U.S. consumer prices were unchanged last month and industrial output declined at a slower pace, reports showed on Friday, providing more evidence that the worst phase of the recession may be over.

Signs the 17-month-old recession may be nearing an end helped push consumer confidence in May to its highest level since the September collapse of investment bank Lehman Brothers. Further dissipating the gloom, the contraction in New York state factory activity eased this month.

The more data we are seeing, it's not a doomsday scenario. Yes, we are still in a recession, but we may be in the stage of pre-recovery. All the data have been encouraging, said Andrew Richman, fixed income strategist at Suntrust Private Wealth Management in Palm Beach, Florida.

U.S. stocks were higher in morning trade, while prices for U.S. government debt fell as investors grew more confident that the economy was stabilizing after back-to-back quarters of sharp contractions.

The Labor Department said the Consumer Price Index was flat last month, as expected, after falling 0.1 percent in March. Compared to the same period last year, consumer prices fell 0.7 percent, the biggest 12-month decline since June 1955.

A separate report from the Federal Reserve showed industrial production fell 0.5 percent last month, the sixth consecutive monthly decline but a more modest drop than in recent months.

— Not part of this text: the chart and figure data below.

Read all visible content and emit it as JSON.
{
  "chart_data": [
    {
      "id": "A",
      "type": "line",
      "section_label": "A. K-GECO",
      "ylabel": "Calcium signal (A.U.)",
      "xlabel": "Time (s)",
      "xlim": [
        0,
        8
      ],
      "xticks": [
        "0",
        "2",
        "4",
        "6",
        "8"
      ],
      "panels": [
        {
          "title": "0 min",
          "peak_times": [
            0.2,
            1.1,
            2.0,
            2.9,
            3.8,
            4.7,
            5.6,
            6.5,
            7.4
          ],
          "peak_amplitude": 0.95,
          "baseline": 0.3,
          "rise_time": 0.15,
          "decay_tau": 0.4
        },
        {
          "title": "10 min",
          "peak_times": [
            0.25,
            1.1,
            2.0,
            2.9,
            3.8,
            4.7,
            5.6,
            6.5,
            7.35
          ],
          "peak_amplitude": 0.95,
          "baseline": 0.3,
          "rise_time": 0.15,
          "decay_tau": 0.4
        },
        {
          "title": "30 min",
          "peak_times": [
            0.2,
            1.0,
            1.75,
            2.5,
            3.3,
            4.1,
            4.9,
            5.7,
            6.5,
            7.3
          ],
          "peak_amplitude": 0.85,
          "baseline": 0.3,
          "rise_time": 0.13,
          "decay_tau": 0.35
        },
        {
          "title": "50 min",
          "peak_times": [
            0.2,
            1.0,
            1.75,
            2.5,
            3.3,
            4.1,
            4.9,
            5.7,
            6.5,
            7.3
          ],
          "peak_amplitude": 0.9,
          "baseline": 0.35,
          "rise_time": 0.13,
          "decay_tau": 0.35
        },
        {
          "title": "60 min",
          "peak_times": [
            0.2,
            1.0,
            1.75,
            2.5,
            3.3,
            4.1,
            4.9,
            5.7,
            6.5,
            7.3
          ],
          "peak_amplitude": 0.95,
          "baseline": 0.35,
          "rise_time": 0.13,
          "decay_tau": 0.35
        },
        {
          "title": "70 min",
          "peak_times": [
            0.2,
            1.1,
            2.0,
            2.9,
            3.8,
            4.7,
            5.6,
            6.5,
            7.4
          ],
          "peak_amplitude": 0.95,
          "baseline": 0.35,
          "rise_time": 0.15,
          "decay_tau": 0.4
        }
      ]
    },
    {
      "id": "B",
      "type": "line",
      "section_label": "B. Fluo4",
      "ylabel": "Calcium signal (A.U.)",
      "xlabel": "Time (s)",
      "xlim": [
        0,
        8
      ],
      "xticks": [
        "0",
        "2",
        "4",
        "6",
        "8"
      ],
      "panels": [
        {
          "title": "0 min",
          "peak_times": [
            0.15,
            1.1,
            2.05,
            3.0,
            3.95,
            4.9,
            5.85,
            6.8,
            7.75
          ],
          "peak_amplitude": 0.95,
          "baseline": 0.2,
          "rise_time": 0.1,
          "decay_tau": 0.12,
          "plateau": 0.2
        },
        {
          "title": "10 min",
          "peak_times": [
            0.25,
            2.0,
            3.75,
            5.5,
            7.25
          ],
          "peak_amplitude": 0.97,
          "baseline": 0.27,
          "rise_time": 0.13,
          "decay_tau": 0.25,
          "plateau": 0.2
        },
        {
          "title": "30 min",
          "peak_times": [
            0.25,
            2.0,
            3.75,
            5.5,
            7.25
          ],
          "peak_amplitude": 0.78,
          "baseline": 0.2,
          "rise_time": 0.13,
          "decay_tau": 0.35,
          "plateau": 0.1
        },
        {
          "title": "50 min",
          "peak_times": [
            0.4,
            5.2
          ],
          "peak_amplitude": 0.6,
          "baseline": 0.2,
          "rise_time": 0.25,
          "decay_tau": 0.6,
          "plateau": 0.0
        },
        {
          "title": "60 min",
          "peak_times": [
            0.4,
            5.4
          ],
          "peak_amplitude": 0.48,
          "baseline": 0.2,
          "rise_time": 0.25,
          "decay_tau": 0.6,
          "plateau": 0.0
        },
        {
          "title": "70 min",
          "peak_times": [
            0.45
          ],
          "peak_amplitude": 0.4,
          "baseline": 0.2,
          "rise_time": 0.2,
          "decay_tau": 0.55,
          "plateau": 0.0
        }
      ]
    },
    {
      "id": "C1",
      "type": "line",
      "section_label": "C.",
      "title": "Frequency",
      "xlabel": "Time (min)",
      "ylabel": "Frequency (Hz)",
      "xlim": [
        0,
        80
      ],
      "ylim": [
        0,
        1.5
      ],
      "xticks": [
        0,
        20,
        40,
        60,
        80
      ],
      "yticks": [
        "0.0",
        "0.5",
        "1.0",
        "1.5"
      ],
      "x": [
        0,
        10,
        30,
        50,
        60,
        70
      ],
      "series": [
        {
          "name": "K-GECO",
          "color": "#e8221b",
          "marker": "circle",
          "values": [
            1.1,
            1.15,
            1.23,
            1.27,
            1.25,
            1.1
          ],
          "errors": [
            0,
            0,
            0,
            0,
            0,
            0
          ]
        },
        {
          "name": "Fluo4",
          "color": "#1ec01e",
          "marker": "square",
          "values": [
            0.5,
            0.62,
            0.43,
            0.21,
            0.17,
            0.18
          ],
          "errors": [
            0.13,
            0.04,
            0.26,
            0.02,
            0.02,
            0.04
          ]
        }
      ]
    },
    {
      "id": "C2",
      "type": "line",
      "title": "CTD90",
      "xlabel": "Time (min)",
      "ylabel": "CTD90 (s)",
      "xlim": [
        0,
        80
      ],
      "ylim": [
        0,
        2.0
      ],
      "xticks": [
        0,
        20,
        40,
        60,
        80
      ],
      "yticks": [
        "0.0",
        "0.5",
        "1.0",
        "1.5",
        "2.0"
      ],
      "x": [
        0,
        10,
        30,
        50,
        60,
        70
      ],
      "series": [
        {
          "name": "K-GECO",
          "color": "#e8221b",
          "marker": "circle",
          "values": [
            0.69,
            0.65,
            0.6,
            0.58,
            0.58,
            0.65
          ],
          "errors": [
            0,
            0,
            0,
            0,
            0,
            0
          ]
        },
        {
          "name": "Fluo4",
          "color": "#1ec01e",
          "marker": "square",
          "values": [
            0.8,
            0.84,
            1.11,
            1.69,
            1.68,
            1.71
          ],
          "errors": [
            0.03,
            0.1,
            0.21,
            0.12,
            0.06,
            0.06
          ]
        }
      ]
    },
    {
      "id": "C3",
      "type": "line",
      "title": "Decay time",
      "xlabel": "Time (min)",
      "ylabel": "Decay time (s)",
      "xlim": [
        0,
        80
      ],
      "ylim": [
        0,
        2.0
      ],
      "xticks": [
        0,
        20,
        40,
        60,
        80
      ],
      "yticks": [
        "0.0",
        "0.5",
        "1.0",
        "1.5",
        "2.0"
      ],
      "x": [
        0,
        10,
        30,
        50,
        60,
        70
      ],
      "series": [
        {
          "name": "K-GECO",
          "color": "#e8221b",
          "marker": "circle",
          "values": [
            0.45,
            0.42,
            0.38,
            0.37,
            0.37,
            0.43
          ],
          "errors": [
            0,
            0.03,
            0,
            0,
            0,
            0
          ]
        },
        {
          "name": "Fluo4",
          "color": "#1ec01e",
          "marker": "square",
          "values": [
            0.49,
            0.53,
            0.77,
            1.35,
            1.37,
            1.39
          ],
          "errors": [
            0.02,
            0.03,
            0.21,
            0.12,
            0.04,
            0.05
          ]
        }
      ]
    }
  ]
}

A month earlier, output fell by 1.7 percent.

The capacity utilization rate for total industry, a measure of slack in the economy, fell to 69.1 percent in April, the lowest level on records dating back to 1967.

Companies in the fall decisively cut their production levels to below the level of sales, resulting in a sharp decrease in business inventories in the first quarter, said Tony Crescenzi, chief bond analyst at Miller Tabak & Co in New York.

The recalibration is facilitating stabilization in production, which will show through to a variety of data.

Adding to the somewhat-less-gloomy picture, the Reuters/University of Michigan Surveys of Consumers' preliminary index of confidence for May rose to 67.9 from 65.1 in April. The index of consumer expectations jumped to 69.0, its highest level since October 2007, from 63.1.

Separately, the New York Federal Reserve Bank's index of manufacturing activity in New York State climbed to minus 4.55 in May, its highest level since August 2008, a month before the Lehman collapse ushered in a much deeper global slump.

All together, the figures provided more signs that the pace of recession may be easing. The current downturn, which began in December 2007, is already the longest since the Great Depression.


Rising unemployment has eroded household income and undercut consumer demand. The lack of demand and general slack in the economy have robbed companies of pricing power, keeping inflation low and heightening concerns about a dangerous downward price spiral.

The CPI report offered something to think about both for those who are worried about falling prices and those who are concerned about the risk of inflation as a flood of stimulus money flows through the economy.

The Fed, which has pumped more than $1 trillion into the economy in a bid to break its downward spiral, is worried about deflation although it sees the risks as diminishing.

While the headline inflation figure was flat, and economists widely expect negative readings later this year, core prices, which exclude food and energy items, rose a faster-than-expected 0.3 percent.

That was driven largely by a second consecutive large gain in the cost of tobacco as a government excise tax went into effect.